The fight against cancer is gaining momentum
SCK CEN shares knowledge with Canadian startup for rapid launch of production line
The nuclear research centre SCK CEN and the Canadian start-up POINT Biopharma have concluded a technology transfer licence agreement. This agreement is POINT Biopharma’s one-way ticket to a rapid start-up of lutetium-177 production. This radioisotope is very promising for the treatment of prostate cancer, which is responsible for 90,000 deaths in Europe every year.
Radioisotopes can make the difference not only in medical imaging but also in targeted cancer therapies. That dynamic did not go unnoticed by Allen Silber and Joe McCann. Together, these men founded POINT Biopharma at the height of the pandemic. This Canadian start-up aims to be a driving force in the development of therapeutic radioisotopes. The company’s primary focus will be lutetium-177, a promising radioisotope for the treatment of prostate cancer, among other things. The need for this is expected to increase exponentially: from 16,000 patients in 2020 to 138,000 patients in 2026.

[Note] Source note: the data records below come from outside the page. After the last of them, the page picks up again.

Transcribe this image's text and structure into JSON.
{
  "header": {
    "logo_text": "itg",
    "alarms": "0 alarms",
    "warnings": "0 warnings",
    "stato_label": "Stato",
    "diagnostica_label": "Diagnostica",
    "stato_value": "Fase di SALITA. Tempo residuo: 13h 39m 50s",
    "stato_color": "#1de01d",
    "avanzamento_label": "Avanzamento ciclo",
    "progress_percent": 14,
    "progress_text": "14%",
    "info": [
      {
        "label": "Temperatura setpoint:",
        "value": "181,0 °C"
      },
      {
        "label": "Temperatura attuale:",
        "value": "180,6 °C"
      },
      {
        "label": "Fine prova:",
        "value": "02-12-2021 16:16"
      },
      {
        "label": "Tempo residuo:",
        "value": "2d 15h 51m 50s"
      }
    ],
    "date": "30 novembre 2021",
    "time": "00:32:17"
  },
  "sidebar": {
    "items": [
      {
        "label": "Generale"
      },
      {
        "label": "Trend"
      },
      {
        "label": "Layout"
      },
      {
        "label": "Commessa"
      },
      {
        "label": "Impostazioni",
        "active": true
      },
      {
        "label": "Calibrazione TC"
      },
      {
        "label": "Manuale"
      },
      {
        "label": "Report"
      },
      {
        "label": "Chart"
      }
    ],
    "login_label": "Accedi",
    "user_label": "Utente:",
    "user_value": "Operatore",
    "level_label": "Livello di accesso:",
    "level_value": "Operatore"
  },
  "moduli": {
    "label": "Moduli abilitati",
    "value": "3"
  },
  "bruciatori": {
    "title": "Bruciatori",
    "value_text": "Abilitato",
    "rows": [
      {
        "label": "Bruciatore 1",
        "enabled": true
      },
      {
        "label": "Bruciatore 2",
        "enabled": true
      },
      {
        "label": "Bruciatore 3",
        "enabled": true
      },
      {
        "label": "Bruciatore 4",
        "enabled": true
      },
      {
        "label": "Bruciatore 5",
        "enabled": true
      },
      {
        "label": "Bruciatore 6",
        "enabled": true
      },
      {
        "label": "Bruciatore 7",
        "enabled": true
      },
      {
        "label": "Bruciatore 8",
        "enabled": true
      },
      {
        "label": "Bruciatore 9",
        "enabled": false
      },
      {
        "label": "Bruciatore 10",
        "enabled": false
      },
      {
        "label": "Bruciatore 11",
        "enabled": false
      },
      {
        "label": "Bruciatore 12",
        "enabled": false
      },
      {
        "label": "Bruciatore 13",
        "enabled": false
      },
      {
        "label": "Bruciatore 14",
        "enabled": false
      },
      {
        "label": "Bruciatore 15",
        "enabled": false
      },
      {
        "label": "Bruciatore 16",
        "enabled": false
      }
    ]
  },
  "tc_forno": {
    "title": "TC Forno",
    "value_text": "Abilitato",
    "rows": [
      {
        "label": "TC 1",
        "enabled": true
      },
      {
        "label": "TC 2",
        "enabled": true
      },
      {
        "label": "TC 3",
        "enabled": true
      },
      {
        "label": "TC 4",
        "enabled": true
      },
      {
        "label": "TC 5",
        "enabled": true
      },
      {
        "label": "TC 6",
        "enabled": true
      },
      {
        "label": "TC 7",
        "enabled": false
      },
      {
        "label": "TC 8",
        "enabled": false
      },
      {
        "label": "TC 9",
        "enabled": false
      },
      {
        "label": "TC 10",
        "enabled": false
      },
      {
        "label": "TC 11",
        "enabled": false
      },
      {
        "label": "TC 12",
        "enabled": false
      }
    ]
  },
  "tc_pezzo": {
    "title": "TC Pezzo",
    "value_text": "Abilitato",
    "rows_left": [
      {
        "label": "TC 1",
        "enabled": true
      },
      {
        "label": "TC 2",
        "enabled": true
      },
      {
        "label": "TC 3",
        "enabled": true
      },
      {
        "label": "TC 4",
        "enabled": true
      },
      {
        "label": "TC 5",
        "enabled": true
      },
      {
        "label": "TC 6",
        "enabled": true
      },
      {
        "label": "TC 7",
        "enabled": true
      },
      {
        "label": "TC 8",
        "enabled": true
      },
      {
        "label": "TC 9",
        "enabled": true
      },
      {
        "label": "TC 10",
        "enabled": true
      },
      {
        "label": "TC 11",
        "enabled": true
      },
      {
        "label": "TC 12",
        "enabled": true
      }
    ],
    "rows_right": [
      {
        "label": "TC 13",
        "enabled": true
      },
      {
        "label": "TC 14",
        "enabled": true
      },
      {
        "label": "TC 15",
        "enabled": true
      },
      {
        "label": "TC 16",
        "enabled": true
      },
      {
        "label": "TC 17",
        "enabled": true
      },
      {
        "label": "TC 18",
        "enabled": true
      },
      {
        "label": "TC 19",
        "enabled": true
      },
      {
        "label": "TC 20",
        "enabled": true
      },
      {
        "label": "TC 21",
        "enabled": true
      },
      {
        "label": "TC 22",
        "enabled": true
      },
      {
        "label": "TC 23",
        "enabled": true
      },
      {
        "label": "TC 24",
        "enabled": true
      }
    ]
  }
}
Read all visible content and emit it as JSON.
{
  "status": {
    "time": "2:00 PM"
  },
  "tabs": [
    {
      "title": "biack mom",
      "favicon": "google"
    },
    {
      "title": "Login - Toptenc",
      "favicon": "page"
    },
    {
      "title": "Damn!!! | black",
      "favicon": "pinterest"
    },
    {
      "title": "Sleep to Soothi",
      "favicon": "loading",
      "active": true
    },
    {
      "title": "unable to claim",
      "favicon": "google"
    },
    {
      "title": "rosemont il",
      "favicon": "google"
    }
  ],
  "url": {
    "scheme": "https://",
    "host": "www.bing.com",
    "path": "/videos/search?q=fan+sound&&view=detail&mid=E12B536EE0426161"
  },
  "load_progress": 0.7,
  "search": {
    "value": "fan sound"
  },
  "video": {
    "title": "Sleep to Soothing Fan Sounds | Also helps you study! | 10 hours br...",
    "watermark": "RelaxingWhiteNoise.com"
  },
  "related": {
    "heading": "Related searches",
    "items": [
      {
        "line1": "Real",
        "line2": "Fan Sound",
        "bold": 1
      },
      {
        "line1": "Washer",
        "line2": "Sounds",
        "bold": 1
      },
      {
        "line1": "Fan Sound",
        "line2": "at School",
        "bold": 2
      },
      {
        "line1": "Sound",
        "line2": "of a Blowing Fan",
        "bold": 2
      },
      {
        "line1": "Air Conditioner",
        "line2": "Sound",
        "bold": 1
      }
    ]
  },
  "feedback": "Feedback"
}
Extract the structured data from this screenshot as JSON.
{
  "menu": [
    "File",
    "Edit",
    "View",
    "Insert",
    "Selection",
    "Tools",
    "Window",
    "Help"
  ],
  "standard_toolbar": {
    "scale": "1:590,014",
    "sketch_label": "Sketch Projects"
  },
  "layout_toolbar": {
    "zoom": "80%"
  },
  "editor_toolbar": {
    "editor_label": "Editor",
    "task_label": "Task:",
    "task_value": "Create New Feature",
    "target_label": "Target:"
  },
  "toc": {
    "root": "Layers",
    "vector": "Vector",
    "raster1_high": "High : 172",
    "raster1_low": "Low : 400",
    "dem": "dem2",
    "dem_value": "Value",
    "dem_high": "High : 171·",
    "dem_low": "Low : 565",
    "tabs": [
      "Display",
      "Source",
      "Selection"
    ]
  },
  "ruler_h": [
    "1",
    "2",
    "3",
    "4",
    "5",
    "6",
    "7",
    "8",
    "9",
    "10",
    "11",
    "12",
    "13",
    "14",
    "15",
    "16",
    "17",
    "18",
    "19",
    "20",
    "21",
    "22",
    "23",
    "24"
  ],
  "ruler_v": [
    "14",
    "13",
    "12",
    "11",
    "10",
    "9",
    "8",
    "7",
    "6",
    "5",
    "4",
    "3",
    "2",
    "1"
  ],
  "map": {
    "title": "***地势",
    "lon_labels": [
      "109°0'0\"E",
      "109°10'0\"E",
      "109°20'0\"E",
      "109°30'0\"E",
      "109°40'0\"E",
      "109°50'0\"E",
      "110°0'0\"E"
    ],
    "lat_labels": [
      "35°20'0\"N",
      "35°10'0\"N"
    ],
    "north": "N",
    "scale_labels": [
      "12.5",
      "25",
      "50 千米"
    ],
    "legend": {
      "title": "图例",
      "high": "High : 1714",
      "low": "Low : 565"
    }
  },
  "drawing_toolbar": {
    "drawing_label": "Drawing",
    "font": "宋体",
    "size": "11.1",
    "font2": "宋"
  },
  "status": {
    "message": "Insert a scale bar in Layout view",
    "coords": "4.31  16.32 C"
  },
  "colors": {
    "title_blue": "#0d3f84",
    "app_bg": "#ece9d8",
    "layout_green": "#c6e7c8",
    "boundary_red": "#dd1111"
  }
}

Successful roll-out of cancer treatment depends largely on operational reliability. “Patients need the assurance that their treatment can continue. In order to do this, the market must have the assurance that no link in the supply chain is broken: from raw materials to finished radiopharmaceuticals. In the case of medical radioisotopes, the time aspect also comes into play. It’s a race against time to get them to the patient,” says Koen Hasaers, Director of SCK CEN’s cancer control programme NURA. Supplies need to be secured.
The Canadian start-up therefore decided to focus on every facet of the chain. Among other things, the company arranged for access to the essential basic raw material, they will purify the radioisotope itself, and then link it to a carrier molecule. However, that vision must not slow down the pace at which it plans to start production. For this reason, POINT Biopharma is engaging partners with knowledge and experience. SCK CEN is one of these. SCK CEN will share the production method it has developed for pure lutetium-177 with the Canadian start-up.
Lutetium-177 is created by bombarding ytterbium-176 with neutrons. The irradiated ytterbium-176 is then treated by a radiochemical process to separate and then purify lutetium-177. “The separation of lutetium-177 proceeds in several steps. We developed a technique that achieves high purity with minimal steps. This makes our separation technology simultaneously efficient and industrially scalable. In a licence agreement, we are now sharing that technology with POINT Biopharma,” Hasaers says. The willingness to subscribe to this licence agreement is a substantial recognition for SCK CEN. “POINT Biopharma is taking the risk that the technology provided may affect its business model. This agreement demonstrates the trust and appreciation that these external partners have for SCK CEN, which is a result of our extensive professional knowledge and experience in the nuclear domain.”
The collaboration goes beyond a mere technology transfer. “If demand exceeds their supply, we will step in. Indeed, along with the National Institute for Radioelements, we will also establish a Belgian production line,” concludes Hasaers. Also, the two partners do not rule out future collaborations for other emerging radioisotopes.
Belgian production line
The innovative production method from SCK CEN also forms the basis of a Belgian production line. This large-scale production line will be set up at the initiative of SCK CEN and the National Institute for Radioelements, who have been great partners in the battle against cancer for many years. “By helping to increase supply, they are providing numerous cancer patients with access to effective treatment and thus life-saving care,” says Eric van Walle, Director-General of SCK CEN. The production facility will be on the nuclear research centre SCK CEN’s site in Mol (Belgium), while IRE will actually bring the radioisotopes to the customers. The the research center will receive funding from the Recovery and Resilience Plan (RRF) to perform the research and development necessary to enable the production line.